I found a hole in the fence and ducked under it. Once in the field, I could see old dressers people had dumped, an old suitcase, some broken toys. But, spread out among the junk were pictures. My immediate response was, Oh, that's sad. I wonder who lost their pictures out here.
Because I'm nosy, I started looking at them. I'm holding this live trap with a mouse in my yellow hands when I see a picture of someone sky diving. Oh, I did that too! I thought.
Me skydiving, 1999 |
As I looked closer, I realized That's me!
I walked around and found pictures of: my cousin on her trip to California in '96; my Grandma Dottie and Grandpa George (who passed a way); my Great Grams, may she rest in peace, in her long house gown she wore up into her 90's; my first car--a red camero parked near the fence behind our four-plex in Atwater; John's senior-year picture; my friend Devone when she was pregnant with her oldest daughter, Karris.
How could this be?
Then it hit me. About a month before, John found the door to our shed wide open before he went to work. He had checked inside and nothing looked disturbed so he bought a new lock in an attempt to make it harder for anyone to break into it. But we'd paid it no mind since then.
I was standing vulnerably on a mountain of weeds with this captive mouse deciding that someone had stolen my old beauty college case full of pictures when John and Elise came out to make sure I was okay.
"John, help me pick up these pictures, they're ours," I said, matter-of-factly.
"What?" he said, shocked looking at hundreds of our photos strewn about like garbage.
I bent down and opened the top of the live mouse trap. Inside was a sweaty, gray mouse. As he trembled and turned to face me, I saw terror in his eyes and two white front teeth sticking out innocently.
"Go," I said, kindly tilting the trap to the ground.
He jumped out and hopped in the air three times before he found a little burrow to hide in.
I stood there taking in the moment. Elise and John were picking up pictures while I was on top of a weed hill getting poked in the foot. The look on the mouse's face was stuck in my brain. It was as if he couldn't believe I'd let him go.
Looking in the direction whereI saw him hide I said, "Thank you, Mouse!"
Some of you may be thinking, thank you? But, yes, if you think about difficult times hard enough, there is most certainly something to be thankful for.
In this case, I now have a sparkling clean and organized house. I have a system installed to keep mice at bay in the future and...I found the pictures that were stolen from us.

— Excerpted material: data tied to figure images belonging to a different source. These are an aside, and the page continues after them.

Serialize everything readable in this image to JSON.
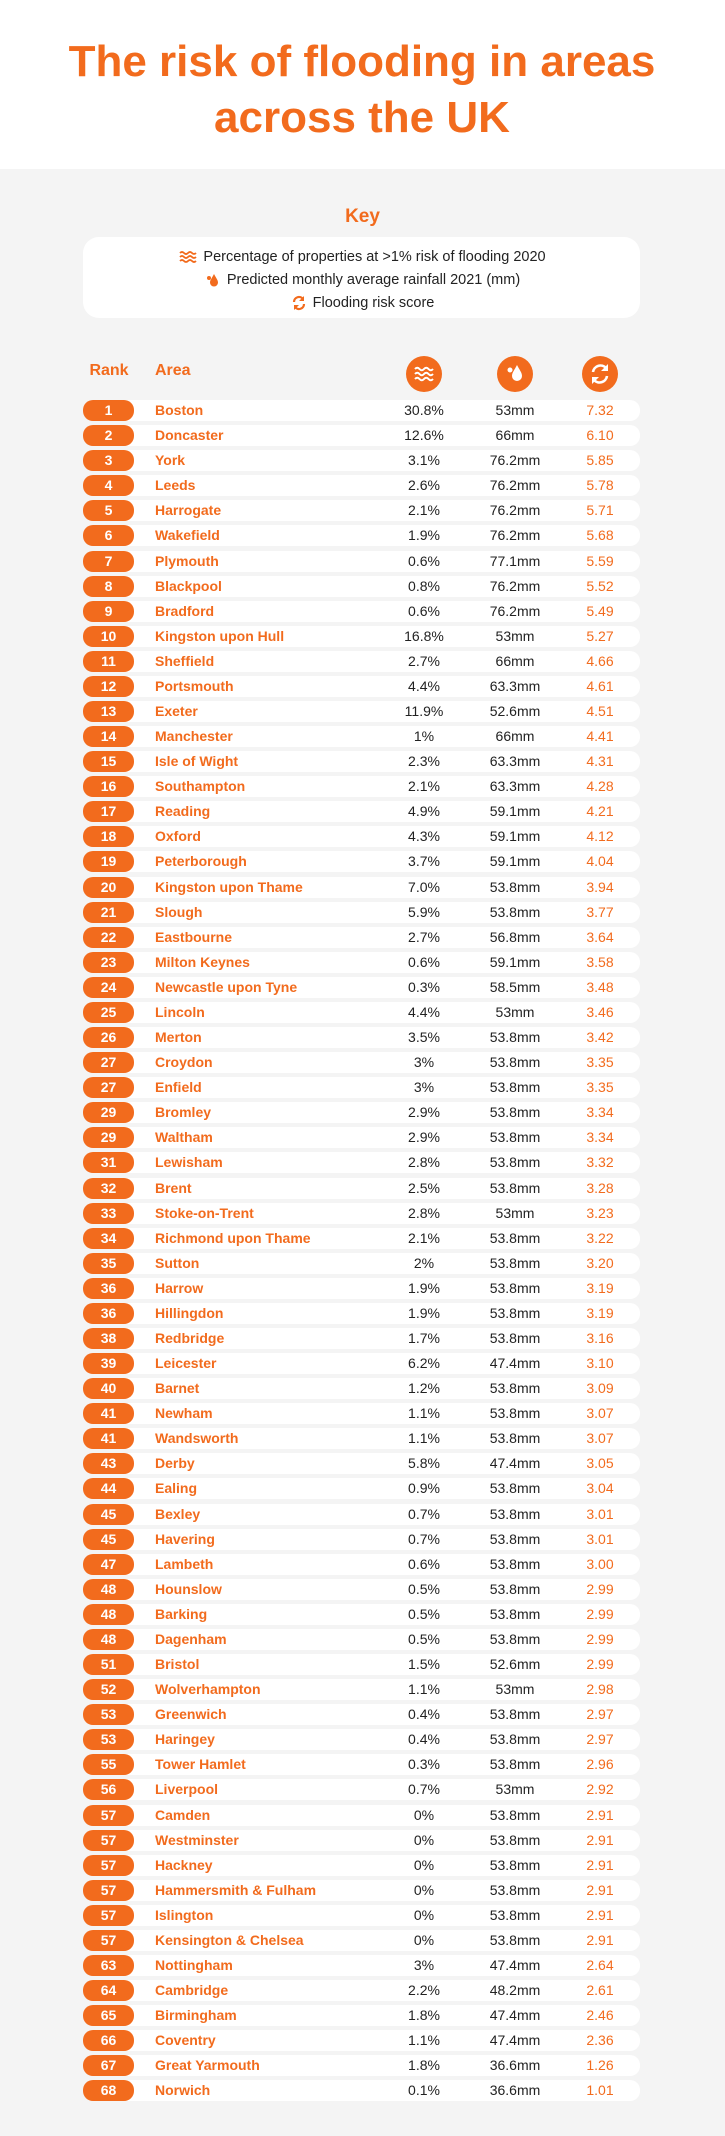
{
  "header": {
    "title": "The risk of flooding in areas across the UK"
  },
  "key": {
    "title": "Key",
    "items": [
      "Percentage of properties at >1% risk of flooding 2020",
      "Predicted monthly average rainfall 2021 (mm)",
      "Flooding risk score"
    ]
  },
  "table": {
    "headers": [
      "Rank",
      "Area"
    ],
    "rows": [
      [
        "1",
        "Boston",
        "30.8%",
        "53mm",
        "7.32"
      ],
      [
        "2",
        "Doncaster",
        "12.6%",
        "66mm",
        "6.10"
      ],
      [
        "3",
        "York",
        "3.1%",
        "76.2mm",
        "5.85"
      ],
      [
        "4",
        "Leeds",
        "2.6%",
        "76.2mm",
        "5.78"
      ],
      [
        "5",
        "Harrogate",
        "2.1%",
        "76.2mm",
        "5.71"
      ],
      [
        "6",
        "Wakefield",
        "1.9%",
        "76.2mm",
        "5.68"
      ],
      [
        "7",
        "Plymouth",
        "0.6%",
        "77.1mm",
        "5.59"
      ],
      [
        "8",
        "Blackpool",
        "0.8%",
        "76.2mm",
        "5.52"
      ],
      [
        "9",
        "Bradford",
        "0.6%",
        "76.2mm",
        "5.49"
      ],
      [
        "10",
        "Kingston upon Hull",
        "16.8%",
        "53mm",
        "5.27"
      ],
      [
        "11",
        "Sheffield",
        "2.7%",
        "66mm",
        "4.66"
      ],
      [
        "12",
        "Portsmouth",
        "4.4%",
        "63.3mm",
        "4.61"
      ],
      [
        "13",
        "Exeter",
        "11.9%",
        "52.6mm",
        "4.51"
      ],
      [
        "14",
        "Manchester",
        "1%",
        "66mm",
        "4.41"
      ],
      [
        "15",
        "Isle of Wight",
        "2.3%",
        "63.3mm",
        "4.31"
      ],
      [
        "16",
        "Southampton",
        "2.1%",
        "63.3mm",
        "4.28"
      ],
      [
        "17",
        "Reading",
        "4.9%",
        "59.1mm",
        "4.21"
      ],
      [
        "18",
        "Oxford",
        "4.3%",
        "59.1mm",
        "4.12"
      ],
      [
        "19",
        "Peterborough",
        "3.7%",
        "59.1mm",
        "4.04"
      ],
      [
        "20",
        "Kingston upon Thame",
        "7.0%",
        "53.8mm",
        "3.94"
      ],
      [
        "21",
        "Slough",
        "5.9%",
        "53.8mm",
        "3.77"
      ],
      [
        "22",
        "Eastbourne",
        "2.7%",
        "56.8mm",
        "3.64"
      ],
      [
        "23",
        "Milton Keynes",
        "0.6%",
        "59.1mm",
        "3.58"
      ],
      [
        "24",
        "Newcastle upon Tyne",
        "0.3%",
        "58.5mm",
        "3.48"
      ],
      [
        "25",
        "Lincoln",
        "4.4%",
        "53mm",
        "3.46"
      ],
      [
        "26",
        "Merton",
        "3.5%",
        "53.8mm",
        "3.42"
      ],
      [
        "27",
        "Croydon",
        "3%",
        "53.8mm",
        "3.35"
      ],
      [
        "27",
        "Enfield",
        "3%",
        "53.8mm",
        "3.35"
      ],
      [
        "29",
        "Bromley",
        "2.9%",
        "53.8mm",
        "3.34"
      ],
      [
        "29",
        "Waltham",
        "2.9%",
        "53.8mm",
        "3.34"
      ],
      [
        "31",
        "Lewisham",
        "2.8%",
        "53.8mm",
        "3.32"
      ],
      [
        "32",
        "Brent",
        "2.5%",
        "53.8mm",
        "3.28"
      ],
      [
        "33",
        "Stoke-on-Trent",
        "2.8%",
        "53mm",
        "3.23"
      ],
      [
        "34",
        "Richmond upon Thame",
        "2.1%",
        "53.8mm",
        "3.22"
      ],
      [
        "35",
        "Sutton",
        "2%",
        "53.8mm",
        "3.20"
      ],
      [
        "36",
        "Harrow",
        "1.9%",
        "53.8mm",
        "3.19"
      ],
      [
        "36",
        "Hillingdon",
        "1.9%",
        "53.8mm",
        "3.19"
      ],
      [
        "38",
        "Redbridge",
        "1.7%",
        "53.8mm",
        "3.16"
      ],
      [
        "39",
        "Leicester",
        "6.2%",
        "47.4mm",
        "3.10"
      ],
      [
        "40",
        "Barnet",
        "1.2%",
        "53.8mm",
        "3.09"
      ],
      [
        "41",
        "Newham",
        "1.1%",
        "53.8mm",
        "3.07"
      ],
      [
        "41",
        "Wandsworth",
        "1.1%",
        "53.8mm",
        "3.07"
      ],
      [
        "43",
        "Derby",
        "5.8%",
        "47.4mm",
        "3.05"
      ],
      [
        "44",
        "Ealing",
        "0.9%",
        "53.8mm",
        "3.04"
      ],
      [
        "45",
        "Bexley",
        "0.7%",
        "53.8mm",
        "3.01"
      ],
      [
        "45",
        "Havering",
        "0.7%",
        "53.8mm",
        "3.01"
      ],
      [
        "47",
        "Lambeth",
        "0.6%",
        "53.8mm",
        "3.00"
      ],
      [
        "48",
        "Hounslow",
        "0.5%",
        "53.8mm",
        "2.99"
      ],
      [
        "48",
        "Barking",
        "0.5%",
        "53.8mm",
        "2.99"
      ],
      [
        "48",
        "Dagenham",
        "0.5%",
        "53.8mm",
        "2.99"
      ],
      [
        "51",
        "Bristol",
        "1.5%",
        "52.6mm",
        "2.99"
      ],
      [
        "52",
        "Wolverhampton",
        "1.1%",
        "53mm",
        "2.98"
      ],
      [
        "53",
        "Greenwich",
        "0.4%",
        "53.8mm",
        "2.97"
      ],
      [
        "53",
        "Haringey",
        "0.4%",
        "53.8mm",
        "2.97"
      ],
      [
        "55",
        "Tower Hamlet",
        "0.3%",
        "53.8mm",
        "2.96"
      ],
      [
        "56",
        "Liverpool",
        "0.7%",
        "53mm",
        "2.92"
      ],
      [
        "57",
        "Camden",
        "0%",
        "53.8mm",
        "2.91"
      ],
      [
        "57",
        "Westminster",
        "0%",
        "53.8mm",
        "2.91"
      ],
      [
        "57",
        "Hackney",
        "0%",
        "53.8mm",
        "2.91"
      ],
      [
        "57",
        "Hammersmith & Fulham",
        "0%",
        "53.8mm",
        "2.91"
      ],
      [
        "57",
        "Islington",
        "0%",
        "53.8mm",
        "2.91"
      ],
      [
        "57",
        "Kensington & Chelsea",
        "0%",
        "53.8mm",
        "2.91"
      ],
      [
        "63",
        "Nottingham",
        "3%",
        "47.4mm",
        "2.64"
      ],
      [
        "64",
        "Cambridge",
        "2.2%",
        "48.2mm",
        "2.61"
      ],
      [
        "65",
        "Birmingham",
        "1.8%",
        "47.4mm",
        "2.46"
      ],
      [
        "66",
        "Coventry",
        "1.1%",
        "47.4mm",
        "2.36"
      ],
      [
        "67",
        "Great Yarmouth",
        "1.8%",
        "36.6mm",
        "1.26"
      ],
      [
        "68",
        "Norwich",
        "0.1%",
        "36.6mm",
        "1.01"
      ]
    ]
  }
}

If that mouse hadn't moved into my house, if John hadn't lost his job and had to work earlier than usual, if I hadn't had a heart and placed a live trap, my irreplaceable pictures would have been ruined this winter out in that field. I never would have found them.
To some, that might be a small type of accomplishment, but not to me. To me it was a miracle.
So, I say, Thank You, Mouse!
I'd love to hear other stories like this. Something bad happens to you and then you realize you are better off after all. Share away!
Amazing!! It's moments like this that make you believe that acts of kindness - to humans, animals, insects, etc - NEVER go unnoticed! Karma, Karma, Karma!! Great story, Shelby!
ReplyDeleteThanks Megan!
ReplyDeleteThat's a very cool story Sis. Well Done!